Ненадолго: в конце концов своими выходками он отвратил от себя Бретона, душа которого в своей глубине была вполне пуританской. Они рассорились. Позднее Генгенбах написал «Демоническую исповедь», где главу сюрреалистов назвал воплощением дьявола. В итоге он и был отлучен…от сюрреализма.
Сюрреалистические скандалы
Эпоха сюрреализма на Монпарнасе отмечена несколькими скандалами: публичный скандал на банкете Полти в феврале 1923 года, драка на банкете Сен-Поля Ру шестнадцать месяцев спустя, «коммандос» в театре Сары Бернар во время постановки Русским балетом «Ромео и Джульетты», открытие кабаре «Мальдорор»… Рядом со всем этим экстравагантная свадьба Танги (жених и свидетели, Жак Превер и Марсель Дюамель, переоделись гангстерами) выглядела безобидной шуткой неисправимых школьников.
Происходившее на банкете Полти оказалось генеральной репетицией банкета Сен-Поля Ру: события развивались примерно по той же схеме. По крайней мере, поначалу. За одним столиком с Десносом и Бретоном оказалась мадам Орель — представительница жеманной литературы, автор священного труда «Начало любить сначала» (уже одно его название давало повод для насмешек). Пошлость светских высказываний, изрекаемых дамой, пережившей свое время, вывела приятелей из себя, и они грубо оборвали ее на полуслове: «Хватит!.. Уже двадцать пять лет мы терпим это занудство, и никто не осмеливается поставить ее на место!»
Увесистый булыжник в огород маститых литераторов. Кавалеры и дамы возмутились, но Андре Бретон продолжал в том же духе. Его поддержал Робер Деснос, уходя из зала добавивший: «Принадлежность к женскому полу не дает права всю жизнь делать из других дураков».

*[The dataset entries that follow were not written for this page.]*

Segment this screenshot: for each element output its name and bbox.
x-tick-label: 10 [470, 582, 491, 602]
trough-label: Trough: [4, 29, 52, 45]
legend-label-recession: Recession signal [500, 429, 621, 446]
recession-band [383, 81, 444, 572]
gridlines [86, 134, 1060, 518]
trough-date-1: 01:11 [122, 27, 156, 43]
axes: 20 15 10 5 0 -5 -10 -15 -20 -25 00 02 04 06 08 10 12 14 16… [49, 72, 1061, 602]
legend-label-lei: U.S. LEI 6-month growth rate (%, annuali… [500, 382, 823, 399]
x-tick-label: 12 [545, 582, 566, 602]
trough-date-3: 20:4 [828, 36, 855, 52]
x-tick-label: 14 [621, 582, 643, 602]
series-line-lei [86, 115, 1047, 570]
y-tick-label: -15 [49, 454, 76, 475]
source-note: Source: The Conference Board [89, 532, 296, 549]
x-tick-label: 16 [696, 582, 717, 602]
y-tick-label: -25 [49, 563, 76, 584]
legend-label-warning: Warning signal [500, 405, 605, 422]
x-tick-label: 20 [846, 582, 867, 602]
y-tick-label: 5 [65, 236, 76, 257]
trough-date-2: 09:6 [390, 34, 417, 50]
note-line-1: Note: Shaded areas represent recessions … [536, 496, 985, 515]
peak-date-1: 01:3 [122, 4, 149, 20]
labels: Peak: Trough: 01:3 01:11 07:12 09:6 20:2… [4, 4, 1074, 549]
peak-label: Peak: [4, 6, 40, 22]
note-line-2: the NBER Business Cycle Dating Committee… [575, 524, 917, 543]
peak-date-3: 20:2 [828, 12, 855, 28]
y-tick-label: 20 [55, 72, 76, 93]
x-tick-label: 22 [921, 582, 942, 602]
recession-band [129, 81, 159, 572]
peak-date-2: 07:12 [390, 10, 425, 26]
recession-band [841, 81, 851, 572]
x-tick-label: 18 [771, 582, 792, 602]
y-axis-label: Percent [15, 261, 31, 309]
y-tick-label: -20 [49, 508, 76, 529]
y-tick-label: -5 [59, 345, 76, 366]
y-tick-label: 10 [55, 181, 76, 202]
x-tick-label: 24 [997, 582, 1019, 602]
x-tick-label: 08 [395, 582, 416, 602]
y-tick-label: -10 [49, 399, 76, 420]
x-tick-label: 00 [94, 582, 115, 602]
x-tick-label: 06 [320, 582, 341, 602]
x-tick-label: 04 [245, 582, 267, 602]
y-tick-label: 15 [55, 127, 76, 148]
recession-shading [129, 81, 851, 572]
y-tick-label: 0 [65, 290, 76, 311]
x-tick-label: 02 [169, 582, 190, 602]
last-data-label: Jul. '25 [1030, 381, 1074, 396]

На этом обмен любезностями завершился, но инцидент получил продолжение на банкете Сен-Поля Ру в июле 1925 года, и на этот раз дело приобрело грандиозный масштаб. Банкет в честь поэта-символиста в «Клозри де Лила» организовал журнал «Меркюр де Франс». Бретону нравился этот старый стихотворец, он знал его несколько лет и прощал ему позицию воинствующего католика, придавая большую важность «расковывающей силе образа и независимости, выходящей за рамки какого-либо контроля со стороны разума». И потом, «Клозри» оставалось дорого его сердцу вышедшей из моды обстановкой, полутемным залом, где бродили тени умерших поэтов. Прошло не так много времени с того дня, как он и Модильяни обменивались здесь острыми замечаниями по поводу «Песен Мальдорора». По всем этим причинам он согласился участвовать в празднестве вместе с другими сюрреалистами, несмотря на присутствие литераторов немилого ему толка. Возможно, Бретон отправился туда не без задней мысли, зная, что вести банкет будет мадам Рашильд, романистка, жена Альфреда Валетта — директора «Меркюр де Франс», пропагандировавшего крайний шовинизм. Однако нельзя сказать, что сюрреалисты, мнившие себя революционерами, не были готовы принять такую позицию. Более того, Арагон как раз заявил тогда: «Мы принадлежим к тем, кто всегда подаст руку врагу».
Неизбежность конфликта стала очевидной во время банкета, когда мадам Рашильд взялась комментировать свое интервью, в котором она утверждала, что француженка ни в коем случае не может выйти замуж за немца.
Андре Бретон церемонно встал и заметил гостям, что подобные речи оскорбительны для его друга, немца Макса Эрнста, находящегося среди них. Затем выступил явно поддерживающий его Флоран Фель, директор «Ар виван», крупного авангардистского издания; он вполголоса произнес: «Эта многоуважаемая дама начинает надоедать…», вызвав такую же реакцию, как на банкете Полти. Но теперь дело этим не кончилось. Подхватив мысль Феля, Бретон снова заявил: «Уже двадцать пять лет мы терпим это занудство, и никто не смеет поставить ее на место».